Curare la labirintite

di Vito Verna

Come curare la labirintite.

Un disturbo molto grave, ma fortunatamente molto raro, con il quale abbiamo avuto modo di confrontarci su Stetoscopio, è quello della labirintite il cui decorso porta, nella maggior parte dei casi, alla sordità e alla perdita delle funzioni vestibolari.

LA LABIRINTITE


La labirintite, in breve, altro non è che un’infezione, di origine virale o batterica, la cui manifestazione coincide con il regredire di un’otite (patologia debilitante che da il via all’ingresso di agenti patogeni nell’organismo e, in particolare, nell’orecchio) e che colpisce, il più delle volte distruggendolo, il labirinto compromettendo a volte, in maniera irreversibile (e totale per quanto riguarda la perdita dell’udito) le capacità uditive e di equilibrio.

SINTOMI LABIRINTITE

I principali e più evidenti sintomi della labirintite, senza la presenza dei quali la diagnosi dovrebbe essere differente, sono essenzialmente 3:

– vertigini di tipo rotatorio alle quali si accompagnano, nel peggiore dei casi, nausea e vomito

– marcata instabilità ed incapacità a mantenere la posizione eretta

– ipoacusia o sordità monolaterale

CURARE LA LABIRINTITE

La labirintite, come forse si sarà capito, non è una patologia curabile, manifestandosi, infatti, come un attacco batterico o virale acuto che, in brevissimo tempo, danneggia, ove non addirittura distrugge, il labirinto.

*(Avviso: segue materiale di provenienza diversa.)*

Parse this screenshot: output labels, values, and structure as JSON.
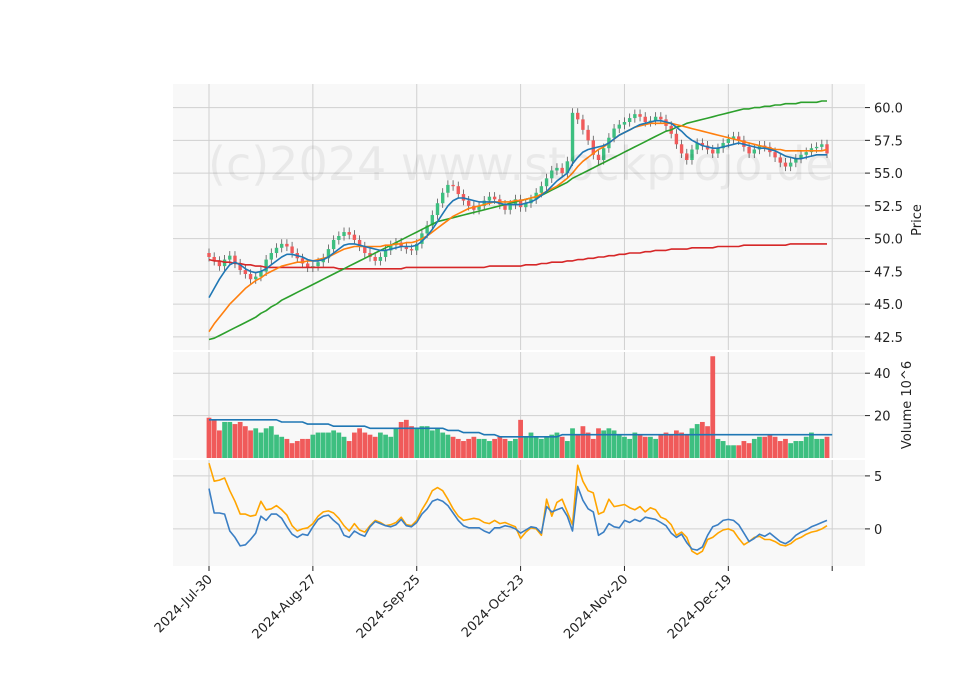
{
  "chart_data": {
    "type": "candlestick",
    "watermark": "(c)2024 www.stockprojo.de",
    "colors": {
      "up": "#3dbf80",
      "down": "#f05a5a",
      "ma_short": "#1f77b4",
      "ma_mid": "#ff7f0e",
      "ma_long": "#2ca02c",
      "ma_200": "#d62728",
      "volume_ma": "#1f77b4",
      "oscillator_a": "#3b7fc4",
      "oscillator_b": "#ffa500",
      "panel_bg": "#f8f8f8",
      "grid": "#d0d0d0"
    },
    "x_tick_labels": [
      "2024-Jul-30",
      "2024-Aug-27",
      "2024-Sep-25",
      "2024-Oct-23",
      "2024-Nov-20",
      "2024-Dec-19"
    ],
    "x_tick_index": [
      0,
      20,
      40,
      60,
      80,
      100
    ],
    "n_days": 120,
    "price_panel": {
      "ylabel": "Price",
      "yticks": [
        "42.5",
        "45.0",
        "47.5",
        "50.0",
        "52.5",
        "55.0",
        "57.5",
        "60.0"
      ],
      "ylim": [
        41.5,
        61.8
      ],
      "close": [
        48.6,
        48.3,
        47.9,
        48.4,
        48.7,
        48.1,
        47.6,
        47.3,
        46.9,
        47.1,
        47.5,
        48.4,
        48.9,
        49.3,
        49.6,
        49.4,
        48.9,
        48.5,
        48.1,
        47.8,
        47.9,
        48.2,
        48.5,
        49.2,
        49.9,
        50.2,
        50.5,
        50.3,
        49.9,
        49.4,
        48.9,
        48.6,
        48.3,
        48.6,
        49.1,
        49.5,
        49.7,
        49.4,
        49.2,
        49.1,
        49.6,
        50.4,
        51.0,
        51.8,
        52.7,
        53.5,
        54.1,
        54.0,
        53.4,
        52.9,
        52.5,
        52.2,
        52.5,
        52.9,
        53.2,
        53.0,
        52.6,
        52.2,
        52.6,
        53.0,
        52.4,
        52.7,
        53.0,
        53.5,
        54.0,
        54.6,
        55.2,
        55.4,
        55.0,
        55.9,
        59.6,
        59.1,
        58.3,
        57.5,
        56.4,
        56.0,
        56.9,
        57.7,
        58.4,
        58.7,
        58.9,
        59.2,
        59.5,
        59.3,
        58.9,
        59.0,
        59.3,
        59.1,
        58.6,
        58.0,
        57.2,
        56.5,
        56.0,
        56.8,
        57.3,
        57.1,
        56.8,
        56.5,
        56.9,
        57.3,
        57.6,
        57.8,
        57.5,
        57.0,
        56.5,
        56.8,
        57.1,
        57.0,
        56.6,
        56.2,
        55.8,
        55.5,
        55.8,
        56.1,
        56.4,
        56.6,
        56.9,
        57.0,
        57.2,
        56.5
      ],
      "volume": [
        19,
        18,
        13,
        17,
        17,
        16,
        17,
        15,
        13,
        14,
        12,
        14,
        15,
        11,
        10,
        9,
        7,
        8,
        9,
        9,
        11,
        12,
        12,
        12,
        13,
        12,
        10,
        8,
        12,
        14,
        12,
        11,
        10,
        12,
        11,
        10,
        14,
        17,
        18,
        15,
        14,
        15,
        15,
        13,
        14,
        12,
        11,
        10,
        9,
        8,
        9,
        10,
        9,
        9,
        8,
        9,
        10,
        9,
        8,
        9,
        18,
        10,
        12,
        10,
        9,
        10,
        11,
        12,
        10,
        8,
        14,
        11,
        15,
        12,
        9,
        14,
        13,
        14,
        13,
        11,
        10,
        9,
        12,
        11,
        10,
        10,
        9,
        11,
        12,
        11,
        13,
        12,
        11,
        14,
        16,
        17,
        15,
        48,
        9,
        8,
        6,
        6,
        6,
        8,
        7,
        9,
        10,
        10,
        11,
        10,
        8,
        9,
        7,
        8,
        8,
        10,
        12,
        9,
        9,
        10
      ],
      "ma_short": [
        45.5,
        46.2,
        46.9,
        47.5,
        48.0,
        48.2,
        48.0,
        47.7,
        47.5,
        47.4,
        47.5,
        47.7,
        48.0,
        48.3,
        48.6,
        48.8,
        48.8,
        48.7,
        48.6,
        48.4,
        48.3,
        48.3,
        48.4,
        48.6,
        48.9,
        49.2,
        49.5,
        49.6,
        49.6,
        49.5,
        49.4,
        49.3,
        49.2,
        49.1,
        49.1,
        49.2,
        49.3,
        49.4,
        49.4,
        49.4,
        49.5,
        49.8,
        50.2,
        50.7,
        51.3,
        51.9,
        52.5,
        52.9,
        53.1,
        53.1,
        53.0,
        52.9,
        52.8,
        52.8,
        52.8,
        52.8,
        52.7,
        52.6,
        52.6,
        52.6,
        52.6,
        52.7,
        52.8,
        53.0,
        53.3,
        53.6,
        54.0,
        54.4,
        54.7,
        55.0,
        55.7,
        56.2,
        56.6,
        56.8,
        56.9,
        57.0,
        57.1,
        57.3,
        57.6,
        57.9,
        58.1,
        58.3,
        58.5,
        58.7,
        58.8,
        58.9,
        59.0,
        59.0,
        58.9,
        58.8,
        58.5,
        58.2,
        57.8,
        57.5,
        57.3,
        57.1,
        57.0,
        56.9,
        56.9,
        57.0,
        57.1,
        57.2,
        57.3,
        57.2,
        57.1,
        57.0,
        56.9,
        56.9,
        56.8,
        56.7,
        56.5,
        56.3,
        56.2,
        56.1,
        56.1,
        56.2,
        56.3,
        56.4,
        56.4,
        56.4
      ],
      "ma_mid": [
        42.9,
        43.5,
        44.0,
        44.5,
        45.0,
        45.4,
        45.8,
        46.2,
        46.5,
        46.8,
        47.0,
        47.3,
        47.5,
        47.7,
        47.9,
        48.0,
        48.1,
        48.2,
        48.2,
        48.3,
        48.3,
        48.4,
        48.5,
        48.6,
        48.8,
        49.0,
        49.2,
        49.3,
        49.4,
        49.4,
        49.4,
        49.4,
        49.4,
        49.4,
        49.5,
        49.5,
        49.6,
        49.6,
        49.7,
        49.7,
        49.8,
        50.0,
        50.2,
        50.5,
        50.8,
        51.1,
        51.4,
        51.7,
        51.9,
        52.1,
        52.3,
        52.4,
        52.5,
        52.6,
        52.7,
        52.8,
        52.8,
        52.8,
        52.8,
        52.9,
        52.9,
        53.0,
        53.1,
        53.2,
        53.4,
        53.6,
        53.8,
        54.0,
        54.3,
        54.6,
        55.0,
        55.5,
        55.9,
        56.2,
        56.5,
        56.8,
        57.0,
        57.3,
        57.6,
        57.9,
        58.1,
        58.3,
        58.5,
        58.6,
        58.7,
        58.8,
        58.8,
        58.8,
        58.8,
        58.8,
        58.7,
        58.6,
        58.5,
        58.4,
        58.3,
        58.2,
        58.1,
        58.0,
        57.9,
        57.8,
        57.7,
        57.6,
        57.5,
        57.4,
        57.3,
        57.2,
        57.1,
        57.0,
        56.9,
        56.8,
        56.8,
        56.7,
        56.7,
        56.7,
        56.7,
        56.7,
        56.7,
        56.7,
        56.7,
        56.8
      ],
      "ma_long": [
        42.3,
        42.4,
        42.6,
        42.8,
        43.0,
        43.2,
        43.4,
        43.6,
        43.8,
        44.0,
        44.3,
        44.5,
        44.8,
        45.0,
        45.3,
        45.5,
        45.7,
        45.9,
        46.1,
        46.3,
        46.5,
        46.7,
        46.9,
        47.1,
        47.3,
        47.5,
        47.7,
        47.9,
        48.1,
        48.3,
        48.5,
        48.7,
        48.9,
        49.1,
        49.3,
        49.5,
        49.7,
        49.9,
        50.1,
        50.3,
        50.5,
        50.7,
        50.9,
        51.1,
        51.3,
        51.4,
        51.5,
        51.6,
        51.7,
        51.8,
        51.9,
        52.0,
        52.1,
        52.2,
        52.3,
        52.4,
        52.5,
        52.6,
        52.7,
        52.8,
        52.9,
        53.0,
        53.1,
        53.2,
        53.3,
        53.5,
        53.7,
        53.9,
        54.1,
        54.3,
        54.6,
        54.8,
        55.0,
        55.2,
        55.4,
        55.6,
        55.8,
        56.0,
        56.2,
        56.4,
        56.6,
        56.8,
        57.0,
        57.2,
        57.4,
        57.6,
        57.8,
        58.0,
        58.2,
        58.3,
        58.5,
        58.6,
        58.8,
        58.9,
        59.0,
        59.1,
        59.2,
        59.3,
        59.4,
        59.5,
        59.6,
        59.7,
        59.8,
        59.9,
        59.9,
        60.0,
        60.0,
        60.1,
        60.1,
        60.2,
        60.2,
        60.3,
        60.3,
        60.3,
        60.4,
        60.4,
        60.4,
        60.4,
        60.5,
        60.5
      ],
      "ma_200": [
        48.4,
        48.3,
        48.3,
        48.2,
        48.2,
        48.1,
        48.1,
        48.0,
        48.0,
        47.9,
        47.9,
        47.8,
        47.8,
        47.8,
        47.8,
        47.8,
        47.8,
        47.8,
        47.8,
        47.8,
        47.8,
        47.8,
        47.8,
        47.8,
        47.8,
        47.7,
        47.7,
        47.7,
        47.7,
        47.7,
        47.7,
        47.7,
        47.7,
        47.7,
        47.7,
        47.7,
        47.7,
        47.7,
        47.8,
        47.8,
        47.8,
        47.8,
        47.8,
        47.8,
        47.8,
        47.8,
        47.8,
        47.8,
        47.8,
        47.8,
        47.8,
        47.8,
        47.8,
        47.8,
        47.9,
        47.9,
        47.9,
        47.9,
        47.9,
        47.9,
        47.9,
        48.0,
        48.0,
        48.0,
        48.1,
        48.1,
        48.2,
        48.2,
        48.2,
        48.3,
        48.3,
        48.4,
        48.4,
        48.5,
        48.5,
        48.6,
        48.6,
        48.7,
        48.7,
        48.8,
        48.8,
        48.9,
        48.9,
        48.9,
        49.0,
        49.0,
        49.1,
        49.1,
        49.1,
        49.2,
        49.2,
        49.2,
        49.2,
        49.3,
        49.3,
        49.3,
        49.3,
        49.3,
        49.4,
        49.4,
        49.4,
        49.4,
        49.4,
        49.5,
        49.5,
        49.5,
        49.5,
        49.5,
        49.5,
        49.5,
        49.5,
        49.5,
        49.6,
        49.6,
        49.6,
        49.6,
        49.6,
        49.6,
        49.6,
        49.6
      ]
    },
    "volume_panel": {
      "ylabel": "Volume  10^6",
      "yticks": [
        "20",
        "40"
      ],
      "ylim": [
        0,
        50
      ],
      "volume_ma": [
        18,
        18,
        18,
        18,
        18,
        18,
        18,
        18,
        18,
        18,
        18,
        18,
        18,
        18,
        17,
        17,
        17,
        17,
        17,
        16,
        16,
        16,
        16,
        16,
        15,
        15,
        15,
        15,
        15,
        15,
        15,
        14,
        14,
        14,
        14,
        14,
        14,
        14,
        14,
        14,
        14,
        14,
        14,
        14,
        14,
        14,
        13,
        13,
        13,
        12,
        12,
        12,
        12,
        11,
        11,
        11,
        10,
        10,
        10,
        10,
        10,
        10,
        10,
        10,
        10,
        10,
        10,
        10,
        11,
        11,
        11,
        11,
        11,
        11,
        11,
        11,
        11,
        11,
        11,
        11,
        11,
        11,
        11,
        11,
        11,
        11,
        11,
        11,
        11,
        11,
        11,
        11,
        11,
        11,
        11,
        11,
        11,
        11,
        11,
        11,
        11,
        11,
        11,
        11,
        11,
        11,
        11,
        11,
        11,
        11,
        11,
        11,
        11,
        11,
        11,
        11,
        11,
        11,
        11,
        11,
        11
      ]
    },
    "oscillator_panel": {
      "yticks": [
        "-0",
        "5",
        "0"
      ],
      "yticks_display": [
        "0",
        "5"
      ],
      "ylim": [
        -3.5,
        6.5
      ],
      "line_a": [
        3.8,
        1.5,
        1.5,
        1.4,
        -0.2,
        -0.8,
        -1.6,
        -1.5,
        -1.0,
        -0.4,
        1.2,
        0.8,
        1.4,
        1.4,
        1.0,
        0.2,
        -0.5,
        -0.8,
        -0.5,
        -0.6,
        0.2,
        0.9,
        1.2,
        1.3,
        0.8,
        0.4,
        -0.6,
        -0.8,
        -0.2,
        -0.5,
        -0.7,
        0.2,
        0.7,
        0.5,
        0.3,
        0.2,
        0.4,
        0.9,
        0.3,
        0.2,
        0.6,
        1.4,
        1.9,
        2.6,
        2.8,
        2.6,
        2.2,
        1.5,
        0.8,
        0.3,
        0.1,
        0.1,
        0.1,
        -0.2,
        -0.4,
        0.1,
        0.1,
        0.3,
        0.2,
        0.0,
        -0.4,
        -0.1,
        0.2,
        0.1,
        -0.4,
        2.1,
        1.6,
        1.8,
        2.0,
        1.2,
        -0.2,
        4.0,
        2.7,
        1.9,
        1.6,
        -0.6,
        -0.3,
        0.5,
        0.2,
        0.1,
        0.8,
        0.6,
        0.9,
        0.7,
        1.1,
        1.0,
        0.9,
        0.6,
        0.3,
        -0.4,
        -0.8,
        -0.5,
        -1.3,
        -1.9,
        -2.0,
        -1.7,
        -0.6,
        0.2,
        0.4,
        0.8,
        0.9,
        0.8,
        0.4,
        -0.4,
        -1.2,
        -0.9,
        -0.5,
        -0.7,
        -0.4,
        -0.8,
        -1.2,
        -1.4,
        -1.1,
        -0.6,
        -0.3,
        -0.1,
        0.2,
        0.4,
        0.6,
        0.8
      ],
      "line_b": [
        6.2,
        4.5,
        4.6,
        4.8,
        3.6,
        2.6,
        1.4,
        1.4,
        1.2,
        1.3,
        2.6,
        1.8,
        1.9,
        2.2,
        1.8,
        1.3,
        0.3,
        -0.2,
        0.0,
        0.1,
        0.5,
        1.2,
        1.6,
        1.7,
        1.5,
        1.0,
        0.3,
        -0.2,
        0.5,
        -0.1,
        -0.3,
        0.3,
        0.8,
        0.6,
        0.3,
        0.4,
        0.6,
        1.1,
        0.4,
        0.3,
        0.8,
        1.8,
        2.6,
        3.6,
        3.9,
        3.6,
        2.8,
        1.9,
        1.2,
        0.8,
        0.9,
        1.0,
        0.9,
        0.6,
        0.5,
        0.8,
        0.5,
        0.6,
        0.4,
        0.2,
        -0.9,
        -0.3,
        0.1,
        0.0,
        -0.6,
        2.8,
        1.2,
        2.5,
        2.8,
        1.6,
        0.4,
        6.0,
        4.5,
        3.6,
        3.4,
        1.4,
        1.6,
        2.8,
        2.1,
        2.2,
        2.3,
        2.0,
        1.8,
        2.1,
        1.6,
        2.0,
        1.8,
        1.1,
        0.9,
        0.4,
        -0.6,
        -0.3,
        -0.8,
        -2.1,
        -2.4,
        -2.1,
        -1.0,
        -0.8,
        -0.4,
        -0.1,
        0.0,
        -0.2,
        -0.9,
        -1.5,
        -1.2,
        -0.8,
        -0.7,
        -1.0,
        -1.0,
        -1.2,
        -1.5,
        -1.6,
        -1.4,
        -1.0,
        -0.8,
        -0.5,
        -0.3,
        -0.2,
        0.0,
        0.3
      ]
    }
  }
}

Ciò comporta la riduzione, se non addirittura la perdita, delle funzioni uditive nonché delle funzioni necessarie a mantenimento dell’equilibrio.

Il primo di questi disagi, purtroppo, non è curabile e la sordità è irreversibile.

Il secondo di questi problemi, invece, non necessita di alcun tipo di intervento. Terminata la fase acuta dell’attacco, infatti, eliminati gli agenti patogeni dall’organismo e stabilizzatasi la situazione, il cervello provvede, autonomamente, al recupero delle funzioni vestibolari perdute affidandole ed integrandole con quelle gestite dal labirinto dell’orecchio sano. Questo processo è detto compenso vestibolare e, una volta compiutosi, l’individuo può, per lo meno sotto questo punto di vista, tornare a vivere una vita perfettamente normale.

Ciò che si può cercare di fare, concretamente parlando, è la riduzione dei sintomi che appaiono nel corso della manifestazione acuta quali vertigini, ansia, instabilità.

I farmaci di elezione, solitamente utilizzati in casi come questi, sono essenzialmente di 5 tipi, ognuno preposto alla cura dei sintomi sopra esposti:

– antiemetici (riduce le vertigini e la nausea da esse derivanti)

– benzodiazepine (riducono l’ansia)

– antidepressivi (riducono l’ansia e favoriscono il processo di compensazione vestibolare)

– corticosteroidi (riducono i danni causati dalla manifestazione virale della malattia)

– antivirali (riducono i danni causati dalla manifestazione virale della malattia)

Commenti (2)

  1. soffro di labirintite da quando avevo 19 anni!!!!!! è un tormento che mi impedisce di vivere comme vorrei!!!!! cosa si può fare per evitare tutto ciò????

  2. all’incirca sei mesi fa ho avuto un attaco di labirintite..ho paura che mi possa riaccadere di nuovo…e possibile prevenire che tt cio riaccada?grazie in anticipo della risposta.